Post by: Nusa on August 08, 2018, 09:48:48 am
FYI, you cannot swap the PCB anyway. It stores a bunch of drive-specific stuff (like the map of remapped sectors) in EEPROM.

Buy a new drive and use that one as a doorstop.

If that's actually a showstopper, and I'm not convinced it is in most cases, then one can swap the EEPROM between boards. Granted, that takes a little more ability to do that than the mechanical board swap, but it's doable.

A few basic diagnostics on the original board are probably called for first, just to verify it isn't an easy fix like a shorted cap.

Whether it's worth attempting is another matter. It usually comes down to how important the data that nobody backed up is. New drives don't cost that much.
Title: Re: How often do discrete smd parts fail on hard drives ?
Post by: tooki on August 08, 2018, 11:13:16 am
Occasionally you can get away with swapping the board, it's not an uncommon technique for data recovery.
Yes, for data recovery firms with big budgets and labs and expertise. Not for a hobbyist who has no clue what's wrong with the drive.

Back when 1GB drives were still respectably large I swapped a board and made one good drive out of two dead ones I was given, I used that drive for at least a couple years.
I'm not an expert in this, but I wanna say that I heard that in modern drives it works even less often, I forget why. It might have been something like calibration values or something.

If that's actually a showstopper, and I'm not convinced it is in most cases,
I think it's a showstopper for someone like the OP who has no clue where to start.

then one can swap the EEPROM between boards. Granted, that takes a little more ability to do that than the mechanical board swap, but it's doable.
Just a little! ;)

Whether it's worth attempting is another matter. It usually comes down to how important the data that nobody backed up is. New drives don't cost that much.
This was the crux of my argument. If your time is worth anything whatsoever, it's simply not worthwhile for a drive that's $75 new nowadays. Component level repairs on a hard disk make sense only in the context of data recovery.
Title: Re: How often do discrete smd parts fail on hard drives ?
Post by: ttelectronic on August 08, 2018, 11:20:23 am
I would say a majority of drive failures, at least the non-ssd drives I've ever come across, it's usually mechanical.
Title: Re: How often do discrete smd parts fail on hard drives ?
Post by: tooki on August 08, 2018, 11:28:31 am
Oh, for sure!!! I'd guess that in an HDD, electronics failure is probably orders of magnitude rarer than mechanical failure.
Title: Re: How often do discrete smd parts fail on hard drives ?
Post by: BradC on August 08, 2018, 12:01:58 pm
FYI, you cannot swap the PCB anyway. It stores a bunch of drive-specific stuff (like the map of remapped sectors) in EEPROM.

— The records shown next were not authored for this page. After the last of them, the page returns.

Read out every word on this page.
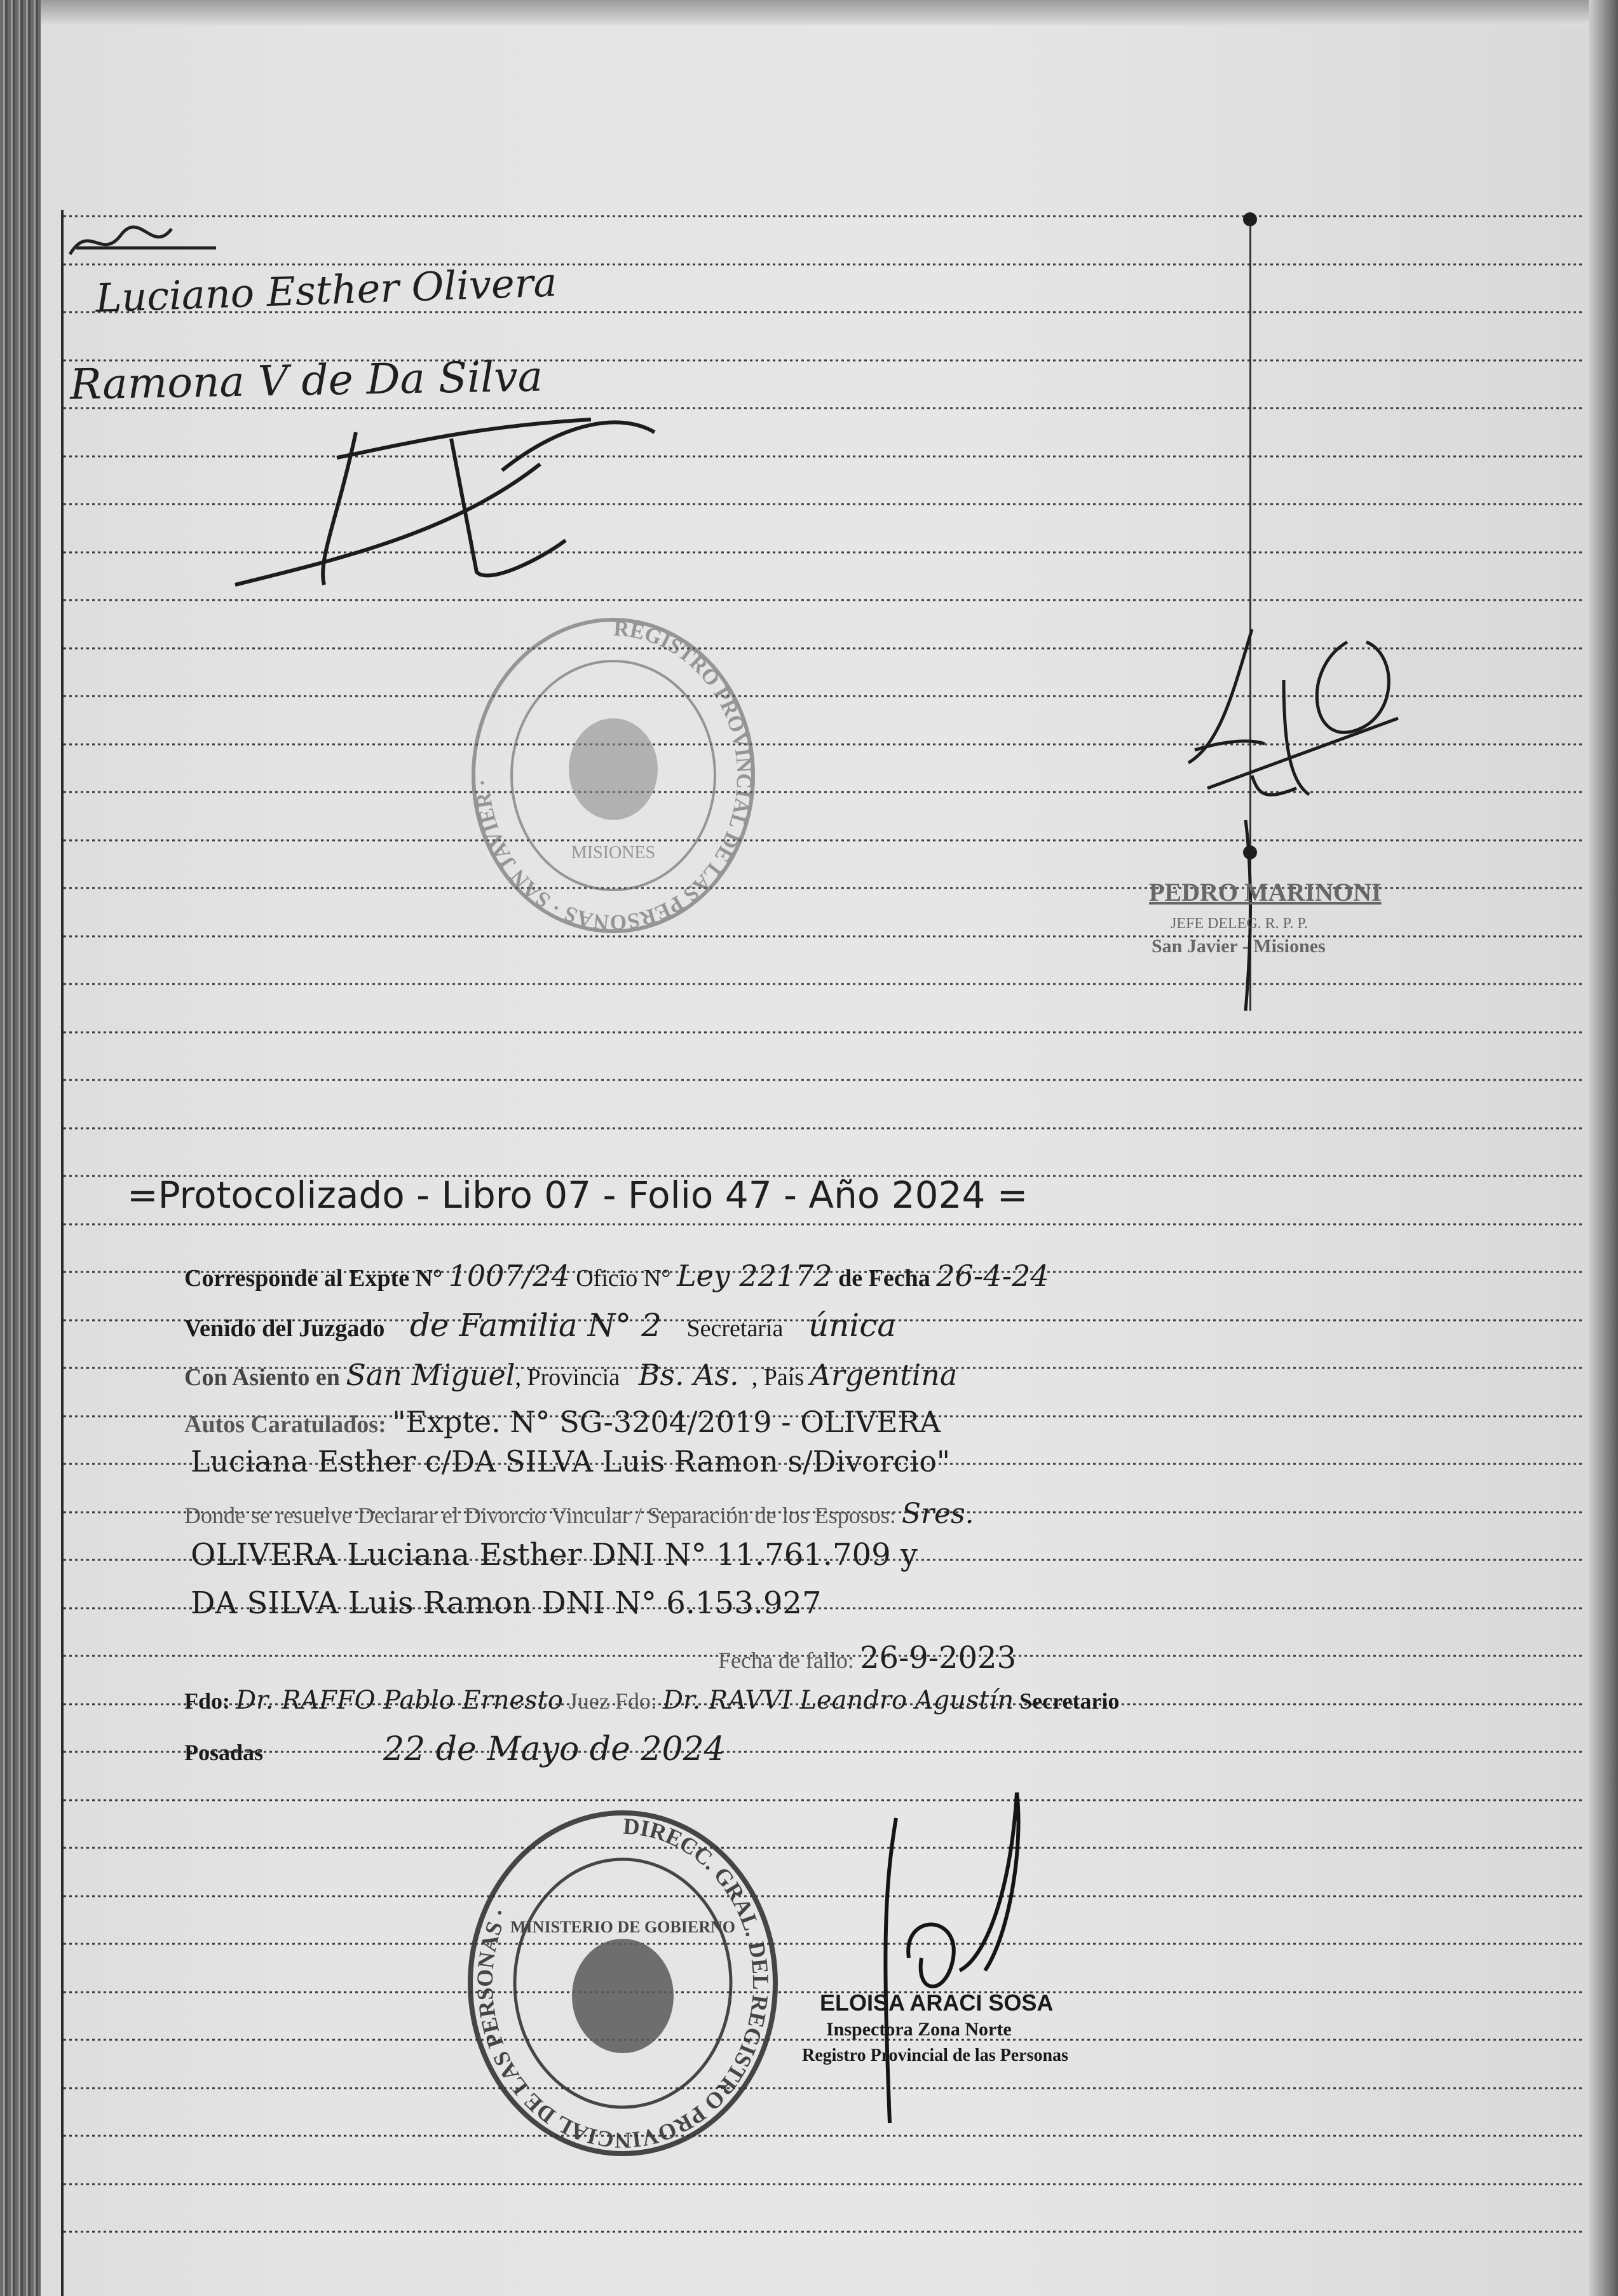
Luciano Esther Olivera
Ramona V de Da Silva
REGISTRO PROVINCIAL DE LAS PERSONAS · SAN JAVIER ·
MISIONES
PEDRO MARINONI
JEFE DELEG. R. P. P.
San Javier - Misiones
=Protocolizado - Libro 07 - Folio 47 - Año 2024 =
Corresponde al Expte N° 1007/24 Oficio N° Ley 22172 de Fecha 26-4-24
Venido del Juzgado de Familia N° 2 Secretaría única
Con Asiento en San Miguel, Provincia Bs. As. , País Argentina
Autos Caratulados: "Expte. N° SG-3204/2019 - OLIVERA
Luciana Esther c/DA SILVA Luis Ramon s/Divorcio"
Donde se resuelve Declarar el Divorcio Vincular / Separación de los Esposos: Sres.
OLIVERA Luciana Esther DNI N° 11.761.709 y
DA SILVA Luis Ramon DNI N° 6.153.927
Fecha de fallo: 26-9-2023
Fdo: Dr. RAFFO Pablo Ernesto Juez Fdo: Dr. RAVVI Leandro Agustín Secretario
Posadas	22 de Mayo de 2024
DIRECC. GRAL. DEL REGISTRO PROVINCIAL DE LAS PERSONAS ·
MINISTERIO DE GOBIERNO
ELOISA ARACI SOSA
Inspectora Zona Norte
Registro Provincial de las Personas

That's not entirely accurate.

There *are* drive specific adaptives that are stored in eeprom/flash on most of the new drives. Sometimes they are in an external chip and sometimes they are in the main uC. Some of the major aftermarket drive service tools (we're talking >$10k tools) are capable of re-building those to some degree. Some can copy the adaptives between boards. On boards with an discrete external memory, that can be swapped over.

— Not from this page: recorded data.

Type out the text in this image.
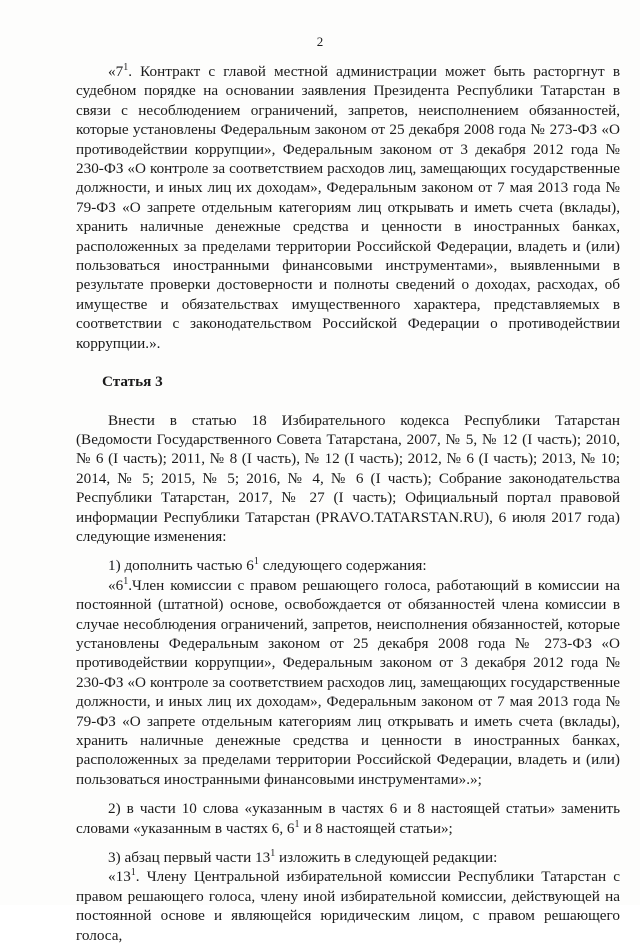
2

«$7^1$. Контракт с главой местной администрации может быть расторгнут в судебном порядке на основании заявления Президента Республики Татарстан в связи с несоблюдением ограничений, запретов, неисполнением обязанностей, которые установлены Федеральным законом от 25 декабря 2008 года № 273-ФЗ «О противодействии коррупции», Федеральным законом от 3 декабря 2012 года № 230-ФЗ «О контроле за соответствием расходов лиц, замещающих государственные должности, и иных лиц их доходам», Федеральным законом от 7 мая 2013 года № 79-ФЗ «О запрете отдельным категориям лиц открывать и иметь счета (вклады), хранить наличные денежные средства и ценности в иностранных банках, расположенных за пределами территории Российской Федерации, владеть и (или) пользоваться иностранными финансовыми инструментами», выявленными в результате проверки достоверности и полноты сведений о доходах, расходах, об имуществе и обязательствах имущественного характера, представляемых в соответствии с законодательством Российской Федерации о противодействии коррупции.».

Статья 3

Внести в статью 18 Избирательного кодекса Республики Татарстан (Ведомости Государственного Совета Татарстана, 2007, № 5, № 12 (I часть); 2010, № 6 (I часть); 2011, № 8 (I часть), № 12 (I часть); 2012, № 6 (I часть); 2013, № 10; 2014, № 5; 2015, № 5; 2016, № 4, № 6 (I часть); Собрание законодательства Республики Татарстан, 2017, № 27 (I часть); Официальный портал правовой информации Республики Татарстан (PRAVO.TATARSTAN.RU), 6 июля 2017 года) следующие изменения:

1) дополнить частью $6^1$ следующего содержания:

«$6^1.Член$ комиссии с правом решающего голоса, работающий в комиссии на постоянной (штатной) основе, освобождается от обязанностей члена комиссии в случае несоблюдения ограничений, запретов, неисполнения обязанностей, которые установлены Федеральным законом от 25 декабря 2008 года № 273-ФЗ «О противодействии коррупции», Федеральным законом от 3 декабря 2012 года № 230-ФЗ «О контроле за соответствием расходов лиц, замещающих государственные должности, и иных лиц их доходам», Федеральным законом от 7 мая 2013 года № 79-ФЗ «О запрете отдельным категориям лиц открывать и иметь счета (вклады), хранить наличные денежные средства и ценности в иностранных банках, расположенных за пределами территории Российской Федерации, владеть и (или) пользоваться иностранными финансовыми инструментами».»;

2) в части 10 слова «указанным в частях 6 и 8 настоящей статьи» заменить словами «указанным в частях 6, $6^1$ и 8 настоящей статьи»;

3) абзац первый части $13^1$ изложить в следующей редакции:

«$13^1$. Члену Центральной избирательной комиссии Республики Татарстан с правом решающего голоса, члену иной избирательной комиссии, действующей на постоянной основе и являющейся юридическим лицом, с правом решающего голоса,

The adaptives hold enough information on the mechanical charactersitics and tolerances to allow the drive to load its second stage firmware from the service area (SA) on the platters. It is also in the SA that things like SMART attributes,  defect tables and additional adaptives are stored.

Quite often the repeated "click, click, click" signaling drive death is either the drive unable to read the SA due to electronic or mechanical failure, or the SA having been corrupted. In the latter case the right tools can often re-build the SA and get access to the data. In the former then mechanical repair or board swaps are generally required.

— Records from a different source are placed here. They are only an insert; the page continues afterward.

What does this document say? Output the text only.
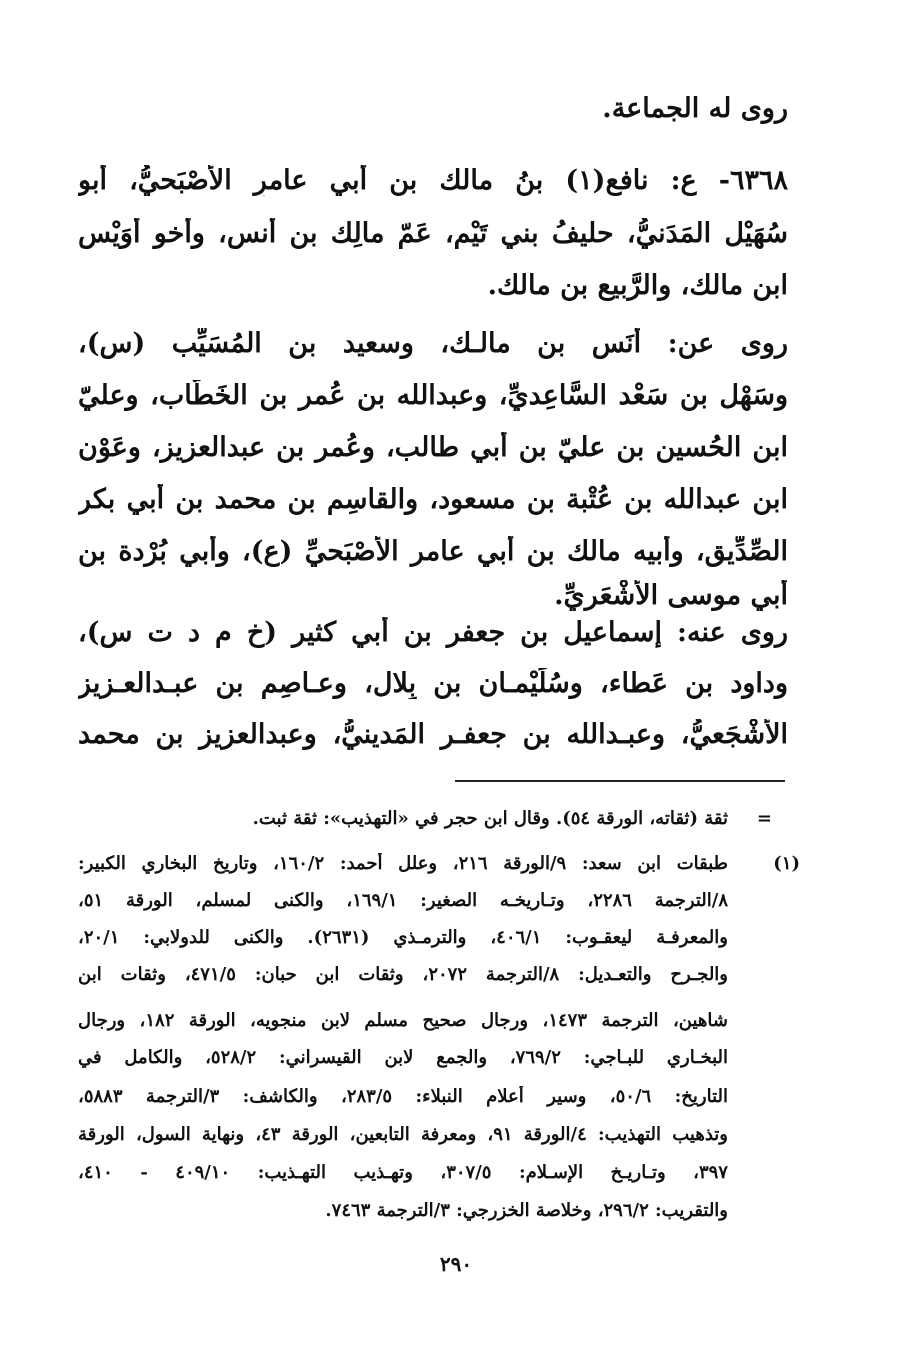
روى له الجماعة.
٦٣٦٨- ع: نافع(١) بنُ مالك بن أبي عامرِ الأَصْبَحيُّ، أبو
سُهَيْل المَدَنيُّ، حليفُ بني تَيْم، عَمّ مالِك بن أنس، وأخو أُوَيْس
ابن مالك، والرَّبيع بن مالك.
روى عن: أَنَس بن مالـك، وسعيد بن المُسَيِّب (س)،
وسَهْل بن سَعْد السَّاعِديِّ، وعبدالله بن عُمر بن الخَطَّاب، وعليّ
ابن الحُسين بن عليّ بن أبي طالب، وعُمر بن عبدالعزيز، وعَوْن
ابن عبدالله بن عُتْبة بن مسعود، والقاسِم بن محمد بن أبي بكر
الصِّدِّيق، وأبيه مالك بن أبي عامر الأَصْبَحيِّ (ع)، وأبي بُرْدة بن
أبي موسى الأَشْعَريِّ.
روى عنه: إسماعيل بن جعفر بن أبي كثير (خ م د ت س)،
وداود بن عَطاء، وسُلَيْمـان بن بِلال، وعـاصِم بن عبـدالعـزيز
الأَشْجَعيُّ، وعبـدالله بن جعفـر المَدينيُّ، وعبدالعزيز بن محمد
=
ثقة (ثقاته، الورقة ٥٤). وقال ابن حجر في «التهذيب»: ثقة ثبت.
(١)
طبقات ابن سعد: ٩/الورقة ٢١٦، وعلل أحمد: ١٦٠/٢، وتاريخ البخاري الكبير:
٨/الترجمة ٢٢٨٦، وتـاريخـه الصغير: ١٦٩/١، والكنى لمسلم، الورقة ٥١،
والمعرفـة ليعقـوب: ٤٠٦/١، والترمـذي (٢٦٣١). والكنى للدولابي: ٢٠/١،
والجـرح والتعـديل: ٨/الترجمة ٢٠٧٢، وثقات ابن حبان: ٤٧١/٥، وثقات ابن
شاهين، الترجمة ١٤٧٣، ورجال صحيح مسلم لابن منجويه، الورقة ١٨٢، ورجال
البخـاري للبـاجي: ٧٦٩/٢، والجمع لابن القيسراني: ٥٢٨/٢، والكامل في
التاريخ: ٥٠/٦، وسير أعلام النبلاء: ٢٨٣/٥، والكاشف: ٣/الترجمة ٥٨٨٣،
وتذهيب التهذيب: ٤/الورقة ٩١، ومعرفة التابعين، الورقة ٤٣، ونهاية السول، الورقة
٣٩٧، وتـاريـخ الإسـلام: ٣٠٧/٥، وتهـذيب التهـذيب: ٤٠٩/١٠ - ٤١٠،
والتقريب: ٢٩٦/٢، وخلاصة الخزرجي: ٣/الترجمة ٧٤٦٣.
٢٩٠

In some cases and with a bit of dumb luck, a straight board swap might work. If the boards have a discrete eeprom, and are similar enough in hardware/firmware then a chip swap will do the trick.

As always, if the data is valuable, talk to a professional.
Title: Re: How often do discrete smd parts fail on hard drives ?
Post by: tooki on August 09, 2018, 12:59:06 am
Thanks for the info!!

Sounds like it's worth it for data recovery, but beyond silly as a repair.